Zur Taufe gehören in der Regel auch Taufgeschenke. Um doppelte Geschenke zu vermeiden, sollte man sich darüber schon vorher Gedanken machen. Geldgeschenke sind zwar nicht besonders persönlich, aber sie können von den Eltern natürlich bestmöglich zum Wohle des Kindes eingesetzt werden. Eine verbreitete Möglichkeit ist es auch, dass die Eltern vorher eine Geschenkliste aufstellen oder auf Anfrage – je nach Budget des Schenkenden – Hinweise geben.

Taufe dokumentieren

Natürlich wollen viele Eltern und Gäste die Taufe in Bild und Ton festhalten. Viele Gäste bringen dazu ihre eigenen Fotoapparate und Videokameras mit. Dabei ist zu bedenken, dass es gerade bei der Zeremonie für große Unruhe sorgen kann, wenn jeder Gast knipst und filmt. Man ist also gut beraten, sich vorher auf eine einzelne Person zu einigen, die die Taufe dokumentiert. Vielleicht hat ja einer der eingeladenen Gäste bereits Erfahrungen gesammelt und verfügt auch über eine geeignete Foto- bzw. Videoausrüstung. Die Alternative dazu wäre, sich für eine professionelle Lösung zu entscheiden und einen Fotografen zu beauftragen. In jedem Fall sollte man die Taufgesellschaft jedoch bereits im Vorfeld darum bitten, erst nach der Taufzeremonie eigene Fotos zu machen.
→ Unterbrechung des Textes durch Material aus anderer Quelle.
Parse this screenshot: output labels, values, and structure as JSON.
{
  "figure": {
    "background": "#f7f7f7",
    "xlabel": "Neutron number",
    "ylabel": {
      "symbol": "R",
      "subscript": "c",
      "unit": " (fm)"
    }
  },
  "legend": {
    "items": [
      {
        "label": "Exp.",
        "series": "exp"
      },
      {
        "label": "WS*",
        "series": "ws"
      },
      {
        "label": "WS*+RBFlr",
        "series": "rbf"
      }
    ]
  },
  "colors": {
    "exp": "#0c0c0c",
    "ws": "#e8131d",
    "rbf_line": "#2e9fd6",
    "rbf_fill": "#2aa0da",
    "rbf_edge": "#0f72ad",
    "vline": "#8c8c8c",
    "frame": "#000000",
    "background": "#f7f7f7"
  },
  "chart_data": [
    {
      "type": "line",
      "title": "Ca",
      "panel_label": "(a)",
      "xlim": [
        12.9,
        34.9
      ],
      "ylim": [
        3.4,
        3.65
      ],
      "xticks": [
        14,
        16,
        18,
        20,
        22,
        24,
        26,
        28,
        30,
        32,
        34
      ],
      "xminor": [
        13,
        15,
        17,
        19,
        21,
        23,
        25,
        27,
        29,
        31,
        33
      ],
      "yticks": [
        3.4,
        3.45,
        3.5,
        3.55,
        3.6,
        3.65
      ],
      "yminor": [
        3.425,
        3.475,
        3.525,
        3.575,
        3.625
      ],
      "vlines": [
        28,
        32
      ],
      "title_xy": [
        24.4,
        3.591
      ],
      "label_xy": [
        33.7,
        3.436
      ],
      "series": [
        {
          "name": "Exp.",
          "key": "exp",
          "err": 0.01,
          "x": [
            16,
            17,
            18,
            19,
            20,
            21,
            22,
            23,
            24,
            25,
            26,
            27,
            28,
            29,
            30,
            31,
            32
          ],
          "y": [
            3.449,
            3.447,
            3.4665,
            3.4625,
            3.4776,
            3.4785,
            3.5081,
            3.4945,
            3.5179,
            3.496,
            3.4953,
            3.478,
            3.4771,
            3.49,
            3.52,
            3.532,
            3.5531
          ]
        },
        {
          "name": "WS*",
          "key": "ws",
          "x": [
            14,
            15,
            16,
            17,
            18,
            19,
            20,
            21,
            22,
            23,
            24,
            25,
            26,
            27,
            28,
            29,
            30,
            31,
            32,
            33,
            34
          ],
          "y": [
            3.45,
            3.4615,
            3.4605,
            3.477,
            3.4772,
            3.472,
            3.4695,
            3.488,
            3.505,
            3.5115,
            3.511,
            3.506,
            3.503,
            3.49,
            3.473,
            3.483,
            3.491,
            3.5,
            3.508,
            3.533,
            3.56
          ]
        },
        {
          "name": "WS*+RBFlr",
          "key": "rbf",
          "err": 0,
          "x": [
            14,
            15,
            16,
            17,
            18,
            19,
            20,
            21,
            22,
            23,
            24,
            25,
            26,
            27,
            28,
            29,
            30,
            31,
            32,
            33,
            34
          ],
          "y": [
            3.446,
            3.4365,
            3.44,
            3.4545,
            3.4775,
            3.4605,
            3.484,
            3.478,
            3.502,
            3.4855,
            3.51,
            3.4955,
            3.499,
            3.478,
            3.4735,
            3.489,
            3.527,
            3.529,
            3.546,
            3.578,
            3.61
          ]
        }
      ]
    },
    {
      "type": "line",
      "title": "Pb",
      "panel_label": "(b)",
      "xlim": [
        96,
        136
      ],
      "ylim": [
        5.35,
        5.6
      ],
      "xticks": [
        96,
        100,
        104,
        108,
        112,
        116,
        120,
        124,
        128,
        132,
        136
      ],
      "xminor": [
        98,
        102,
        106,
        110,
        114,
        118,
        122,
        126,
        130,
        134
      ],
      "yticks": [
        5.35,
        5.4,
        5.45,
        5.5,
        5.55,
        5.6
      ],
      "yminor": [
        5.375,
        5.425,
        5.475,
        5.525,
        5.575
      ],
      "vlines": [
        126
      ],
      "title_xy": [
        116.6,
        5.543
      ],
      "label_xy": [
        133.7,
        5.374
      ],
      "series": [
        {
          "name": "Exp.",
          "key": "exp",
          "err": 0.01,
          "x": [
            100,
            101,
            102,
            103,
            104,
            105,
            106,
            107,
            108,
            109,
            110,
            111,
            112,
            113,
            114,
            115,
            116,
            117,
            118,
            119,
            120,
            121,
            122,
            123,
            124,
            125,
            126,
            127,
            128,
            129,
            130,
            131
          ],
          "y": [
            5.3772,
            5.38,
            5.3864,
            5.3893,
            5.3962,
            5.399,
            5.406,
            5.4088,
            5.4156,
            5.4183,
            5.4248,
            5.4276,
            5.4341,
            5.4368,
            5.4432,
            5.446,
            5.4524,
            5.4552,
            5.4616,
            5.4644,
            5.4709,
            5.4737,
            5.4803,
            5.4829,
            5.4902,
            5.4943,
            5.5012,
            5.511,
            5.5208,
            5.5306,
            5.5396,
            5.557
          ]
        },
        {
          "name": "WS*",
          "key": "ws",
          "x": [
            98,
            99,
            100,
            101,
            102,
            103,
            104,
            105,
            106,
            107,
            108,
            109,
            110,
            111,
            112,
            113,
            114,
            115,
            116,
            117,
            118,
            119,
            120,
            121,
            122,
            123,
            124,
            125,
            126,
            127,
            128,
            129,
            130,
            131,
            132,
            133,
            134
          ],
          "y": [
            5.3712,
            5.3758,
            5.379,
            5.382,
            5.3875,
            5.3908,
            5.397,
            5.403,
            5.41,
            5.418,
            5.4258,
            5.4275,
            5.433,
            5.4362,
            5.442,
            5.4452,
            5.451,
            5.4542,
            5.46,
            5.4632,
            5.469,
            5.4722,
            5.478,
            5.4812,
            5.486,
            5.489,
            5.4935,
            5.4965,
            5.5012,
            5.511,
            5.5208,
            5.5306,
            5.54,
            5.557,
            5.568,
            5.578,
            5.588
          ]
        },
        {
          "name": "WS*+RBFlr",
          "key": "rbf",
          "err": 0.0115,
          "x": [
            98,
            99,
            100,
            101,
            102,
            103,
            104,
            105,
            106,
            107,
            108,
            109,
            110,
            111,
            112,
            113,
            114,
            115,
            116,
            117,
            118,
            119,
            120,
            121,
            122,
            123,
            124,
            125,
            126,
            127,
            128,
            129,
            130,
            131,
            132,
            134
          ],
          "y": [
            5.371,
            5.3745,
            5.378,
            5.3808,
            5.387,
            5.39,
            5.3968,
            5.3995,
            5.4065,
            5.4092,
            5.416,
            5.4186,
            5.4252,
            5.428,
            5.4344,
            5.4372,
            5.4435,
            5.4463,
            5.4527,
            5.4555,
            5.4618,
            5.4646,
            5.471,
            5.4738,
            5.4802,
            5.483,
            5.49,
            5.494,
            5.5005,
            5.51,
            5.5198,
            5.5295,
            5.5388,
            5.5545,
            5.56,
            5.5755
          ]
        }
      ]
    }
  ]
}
Denkbar wäre es auch, jedem die Gelegenheit zu bieten, ein Erinnerungsfoto zu machen, am besten mit allen Beteiligten am Taufbecken. 

Nach der Taufe

Nach der Taufe ist es durchaus gestattet, sich erst einmal zu erholen und die Eindrücke der Feier in Ruhe zu verarbeiten. Früher oder später sollte sich jedoch jeder die Zeit nehmen, sich bei den Taufgästen noch einmal für ihr Kommen, ihre guten Wünsche, ihr Mitwirken und die Taufgeschenke zu bedanken. Dafür bietet sich eine E-Mail oder ein Brief mit einem oder zwei Fotos des Taufkindes an.